Ryanair Holdings PLC (RYA.I) a publié un bénéfice annuel de 2,26 milliards d'euros, légèrement supérieur au consensus, mais a prévenu que les tarifs de pointe pour l'été devraient être stables, annulant la croissance précédemment anticipée en raison de l'incertitude économique croissante.
« Les prix de ces dernières semaines se sont quelque peu détendus en réponse à l'incertitude économique causée par la hausse des prix du pétrole, la peur des pénuries de carburant et le risque que l'inflation n'affecte négativement les dépenses des consommateurs », a déclaré la compagnie aérienne dans un communiqué lundi.
Le bénéfice après impôts du transporteur basé à Dublin pour l'exercice clos en mars a battu la prévision moyenne de 2,20 milliards d'euros issue d'un sondage d'analystes réalisé par l'entreprise. Le résultat ne comprend pas une provision de 85 millions d'euros pour une amende de la concurrence italienne, que l'entreprise espère voir annulée. Les prix pour le trimestre crucial de juillet à septembre, précédemment attendus en hausse d'un chiffre faible, sont désormais « globalement stables ».
Les perspectives prudentes de la plus grande compagnie aérienne d'Europe en termes de volume de passagers contrastent avec sa solide performance annuelle et soulignent les vents contraires importants auxquels le secteur est confronté. L'envolée des prix du kérosène, qui ont grimpé entre 150 et 200 dollars le baril, oblige les transporteurs du monde entier à réévaluer leurs stratégies. Le carburant représente jusqu'à un quart des dépenses d'exploitation des compagnies aériennes.
Les compagnies aériennes aux prises avec les coûts du carburant
L'avertissement de Ryanair trouve un écho dans tout le secteur, où plusieurs compagnies ont été contraintes de prendre des mesures. IAG, propriétaire de British Airways, a prévenu que son bénéfice annuel serait inférieur aux prévisions, tandis que l'américaine American Airlines a réduit ses prévisions de bénéfices pour 2026, citant une augmentation de plus de 4 milliards de dollars de sa facture de kérosène prévue pour l'année.

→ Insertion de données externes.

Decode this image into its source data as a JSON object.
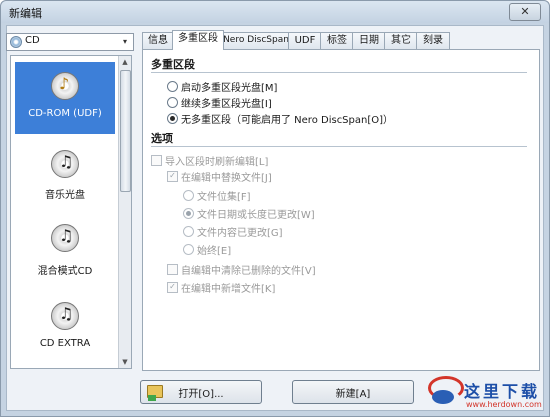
{
  "window": {
    "title": "新编辑",
    "close_glyph": "✕"
  },
  "disc_type_combo": {
    "value": "CD",
    "icon": "disc-icon",
    "arrow": "▾"
  },
  "sidebar": {
    "scroll_up": "▲",
    "scroll_down": "▼",
    "selected_arrow": "▸",
    "items": [
      {
        "label": "CD-ROM (UDF)",
        "icon": "cd-rom-icon",
        "glyph": "♪"
      },
      {
        "label": "音乐光盘",
        "icon": "music-disc-icon",
        "glyph": "♫"
      },
      {
        "label": "混合模式CD",
        "icon": "mixed-mode-cd-icon",
        "glyph": "♫"
      },
      {
        "label": "CD EXTRA",
        "icon": "cd-extra-icon",
        "glyph": "♫"
      }
    ]
  },
  "tabs": [
    {
      "label": "信息"
    },
    {
      "label": "多重区段"
    },
    {
      "label": "Nero DiscSpan"
    },
    {
      "label": "UDF"
    },
    {
      "label": "标签"
    },
    {
      "label": "日期"
    },
    {
      "label": "其它"
    },
    {
      "label": "刻录"
    }
  ],
  "active_tab": "多重区段",
  "multisession": {
    "heading": "多重区段",
    "options": [
      {
        "label": "启动多重区段光盘[M]",
        "selected": false
      },
      {
        "label": "继续多重区段光盘[I]",
        "selected": false
      },
      {
        "label": "无多重区段（可能启用了 Nero DiscSpan[O]）",
        "selected": true
      }
    ]
  },
  "options_section": {
    "heading": "选项",
    "import_refresh": "导入区段时刷新编辑[L]",
    "replace_in_edit": "在编辑中替换文件[J]",
    "replace_modes": [
      {
        "label": "文件位集[F]",
        "selected": false
      },
      {
        "label": "文件日期或长度已更改[W]",
        "selected": true
      },
      {
        "label": "文件内容已更改[G]",
        "selected": false
      },
      {
        "label": "始终[E]",
        "selected": false
      }
    ],
    "remove_deleted": "自编辑中清除已删除的文件[V]",
    "new_in_edit": "在编辑中新增文件[K]"
  },
  "buttons": {
    "open": "打开[O]...",
    "new": "新建[A]"
  },
  "watermark": {
    "text": "这里下载",
    "url": "www.herdown.com"
  }
}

D'autres transporteurs réduisent leur capacité et augmentent leurs frais. Air France-KLM prévoit une augmentation de 2,4 milliards de dollars de sa facture de carburant et a réduit ses perspectives de capacité. Delta Airlines a également annulé sa croissance de capacité prévue pour le deuxième trimestre et, à l'instar de concurrents comme Southwest Airlines et American Airlines, a augmenté les frais de bagages enregistrés pour compenser les coûts. La pression s'est avérée trop forte pour la compagnie américaine à bas prix Spirit Airlines, qui s'est effondrée et a cessé ses activités.
La pression sur le carburant provient d'un marché mondial de l'énergie tendu. Les contrats à terme sur le gaz naturel aux États-Unis ont récemment franchi leur moyenne mobile à 50 jours, car les prévisions de temps plus chaud stimulent les attentes de demande pour la production d'électricité. Parallèlement, l'offre mondiale de GNL reste limitée suite à des interruptions sur le site de Ras Laffan au Qatar, maintenant une pression à la hausse sur les prix de l'énergie.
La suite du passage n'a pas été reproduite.